これにより、どこでもオーダーギルドを利用することができるようになっている。
「いつの間に……」
「オーガストフレムでしたら、受付テーブル全体でしょうか」
「ああ、あの妙に綺麗な……あっ!」
エリはそこで、受付ギルドの机の材質が、今の小さな認証パネルと同じ質感であることに気づいた。
「さりげなくやられてたんだ、うわー、怖いなー」
「一応こちらからはレベルのようなプライバシーに関わる情報は見られませんので」
「あっ、嫌とかじゃないよ! びっくりしただけ」
エリは首を振って、ユウトの方を見る。
「依頼を選んでもらっていい?」
「うん。エリと僕は……。……あれ?」
ユウトは、自分たちのパーティーの表示を見て、壁に貼られた依頼のリストを見て……再び自分たちのパーティーの表示内容を二度見した。
「——Bランク!?」
それは、オーガストフレムでギルドの新人として登録したばかりの自分たちにしては、あまりにも高すぎるランクであった。

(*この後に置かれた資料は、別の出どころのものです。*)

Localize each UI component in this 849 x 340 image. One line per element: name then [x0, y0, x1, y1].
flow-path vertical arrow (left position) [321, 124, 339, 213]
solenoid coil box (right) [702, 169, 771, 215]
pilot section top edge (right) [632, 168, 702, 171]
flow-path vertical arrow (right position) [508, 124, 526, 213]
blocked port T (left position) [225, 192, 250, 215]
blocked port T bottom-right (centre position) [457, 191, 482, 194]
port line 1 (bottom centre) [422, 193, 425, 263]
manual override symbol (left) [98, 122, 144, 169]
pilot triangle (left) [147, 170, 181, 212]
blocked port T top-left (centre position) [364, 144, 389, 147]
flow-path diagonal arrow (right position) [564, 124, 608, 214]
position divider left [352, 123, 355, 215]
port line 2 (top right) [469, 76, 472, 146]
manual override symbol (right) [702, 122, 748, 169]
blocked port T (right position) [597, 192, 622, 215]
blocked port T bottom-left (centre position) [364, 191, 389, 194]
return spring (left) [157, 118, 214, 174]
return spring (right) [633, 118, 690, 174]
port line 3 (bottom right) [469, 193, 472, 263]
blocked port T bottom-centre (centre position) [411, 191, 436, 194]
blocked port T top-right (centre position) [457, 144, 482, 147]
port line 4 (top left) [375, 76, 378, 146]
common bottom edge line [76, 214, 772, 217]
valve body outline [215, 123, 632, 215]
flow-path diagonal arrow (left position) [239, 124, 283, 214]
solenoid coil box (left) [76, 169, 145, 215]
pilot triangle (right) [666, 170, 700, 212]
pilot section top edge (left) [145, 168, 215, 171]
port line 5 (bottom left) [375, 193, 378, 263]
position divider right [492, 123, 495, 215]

「あれ、ご存じなかったのですか? ええっと、詳細内容は、と……」
ギルド職員が、自分たちの履歴を読み込んでいく。
「……ホブゴブリンの複数討伐、クレイゴーレムの討伐……って、帰らずの城の悪魔の討伐!?」
「あれ、そこのお城ってそんなに有名なんですか?」
「パーティーの一人にエルフがいましたからね。っていうか」
職員はあきれ気味に二人を見て腕を組んだ。
「なんでBなんです? AかSの間違いでは?」
「あ、あはは……新人なもので……」
「一度ならまだしも、ここまで何度も倒した功績があれば、そんなの些細なことになりますよ。多分あまり高ランクになりすぎないよう、オーガストフレムのギルドマスターが配慮したのでしょうね」
Bランクともなると、それだけで相当な信頼となり、達成可能と判断され受けられる任務の範囲も大幅に上がる。
しかし、A以上はまた少し事情が違ってくる。
権力のある王都などで、大きな危機が予想されるような場合、各地から召集がかかる場合があるのだ。
世界の様々な流通を担う王都の機能が止まれば、その影響は当然末端の村にも及ぶこととなる。
そういったことを未然に防ぐためには、事前にA以上の戦士の配備が必要とされる。
その話を聞いて、エリとユウトは同時にシャルロットのことを思い出す。
あの人は、自分たちが動きやすいようにランクを上げてくれて、その上でこういう事態を見越してBランクに留めておいてくれたのだ。
豪快な脳筋っぽい人ではあったが、やはりさすがはギルドマスター、こちらのことをよく考えてくれている。
「あ、一言ありますね。『もしも本人たちが望むのであればランクアップしても構わない』だそうです。……しますか?」
「いえ、今はやめておきます」
ユウトはシャルロットの配慮を尊重し、再び壁の依頼を見た。
「……北の遺跡から、大型のデーモンの討伐ですか。あれを受けても?」
「ギルド指定のものですね。難易度が高い任務ですが、よろしいのですか?」
「はい。というか……大型のデーモンって相当強いはずですよね。僕たちが受けなかったら誰が受けるんですか?」
職員は少し言いづらそうに口を止めたが、やがて口を開いた。
「危険な相手は、サラセナ様自らが出向いて倒していました。しかし今はお怪我をなさってしまい、宙に浮いた任務でした。今のところは遺跡から離れる様子もなく大丈夫そうなのですが……」
「わかりました。それではこれを僕たちが受けます。エリなら大丈夫なはずですから」
「……はい、ありがとうございます」
心苦しい、といった表情を隠そうともせずに、依頼の受託を処理する。しかしサインを終えて、少し重荷が落ち着いたかのようにため息をついていた。
ユウトはエリに「じゃ、行こう」とあっさり言い、エリは迷いなく頷いた。
ユウトが大丈夫というのなら、きっと大丈夫。エリの判断基準はやはりそこであった。
「っと、そうだ忘れていた」
「何でしょうか?」
「エリ、魔石だよ」
ユウトに言われて、自分のインベントリの仲に山ほどの魔物が入っていることに気づいた。
ジュライミストまで歩く際に、目に見える敵はすべて刈り尽くしてしまっていた。
もちろんその異常な量の魔石を見て、ギルド職員たちは皆飛び上がった。
「……今からAランクに上げませんか?」
「上げません」
そんなやりとりをして、今度こそ討伐に出向いた。